Why can USDD remain stable during this year's 'decoupling trend' in the crypto world? This article explains the underlying logic of USDD 2.0
Recently, the stablecoin market has been turbulent, with several mainstream stablecoins frequently decoupling, and even the industry leader has been discussed. However, USDD has remained surprisingly stable during this 'test' — the price has long maintained around 0.999. This is not luck, but an inevitable result of model upgrades.
The biggest underlying logic of USDD 2.0 is 'safety, transparency, and sustainable returns'.
① Safety
USDD uses an over-collateralized model, with all collateral assets publicly available on-chain, allowing anyone to audit in real-time (data from: usdd.io/data, Treasury).
More importantly: USDD has passed a total of 5 audits by CertiK and Chainsecurity, and even the industry leader DD (see on-chain discussions) said 'the model has no issues'.
Safety is the first lifeline of stablecoins, and USDD has thoroughly solved the trust issue with transparency.
② Stability
USDD relies on the PSM no-slippage arbitrage mechanism to keep price fluctuations extremely low, with sufficient liquidity across multiple chains including ETH, BSC, and TRON, where the PSM liquidity on TRON is close to fifty million.
In the generally 'swaying' environment of stablecoins this year, USDD has remained stable, which is a direct vote of confidence in the mechanism.
③ The revenue model does not rely on subsidies and is genuinely sustainable.

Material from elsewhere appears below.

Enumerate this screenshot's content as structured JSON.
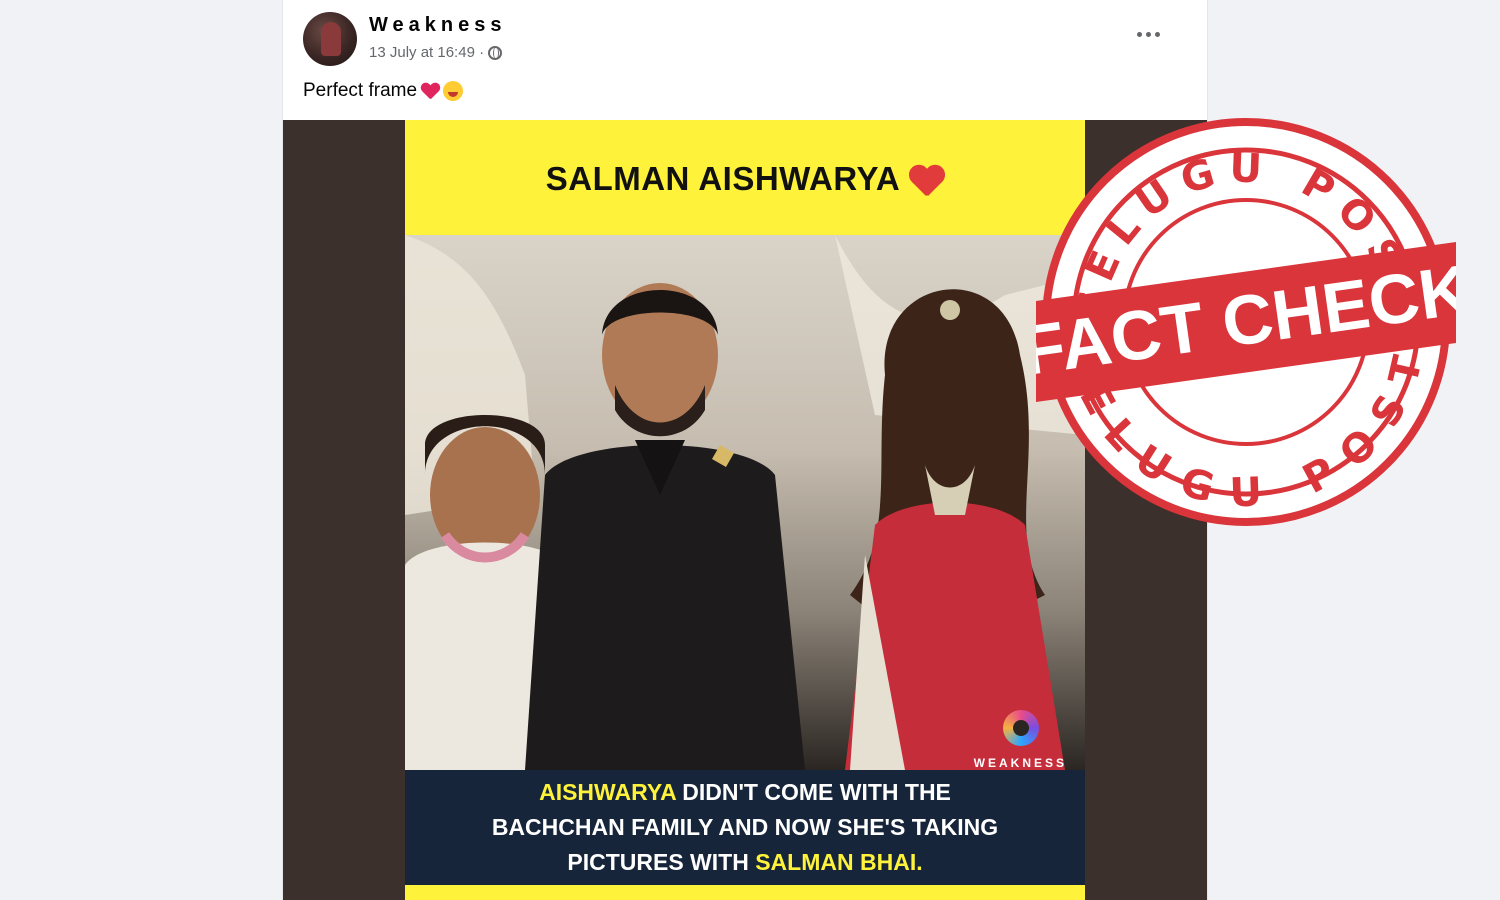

The most powerful aspect of USDD 2.0 is that the revenue sources are transparent and verifiable on-chain, allowing for the minting/staking of sUSDD based on demand, achieving about 12% real APY.
Those who like DeFi can use USDD to earn 10% APY on JustLend DAO.
Conservative users can earn 10% with USDD on HTX Earn;
Those who enjoy mining can participate in PancakeSwap's USDD–sUSDD LP, with APY reaching up to 23%+
More importantly, USDD's underlying investment strategy Smart Allocator has generated over 7.2 million dollars in on-chain profits, achieving a true positive cycle and allowing stablecoins to move toward long-term self-growth.
④ Binance Wallet Yield+ further elevates the returns.
Route: USDT → USDD → sUSDD
Activity rewards APY can reach 25%+, with no TVL limit, distributing 10,000 USDD rewards daily.
USDD's current stability is not based on hype but supported by on-chain data. If you are also looking for a stablecoin asset allocation method that is safe, transparent, and sustainable, USDD 2.0 is worth in-depth study.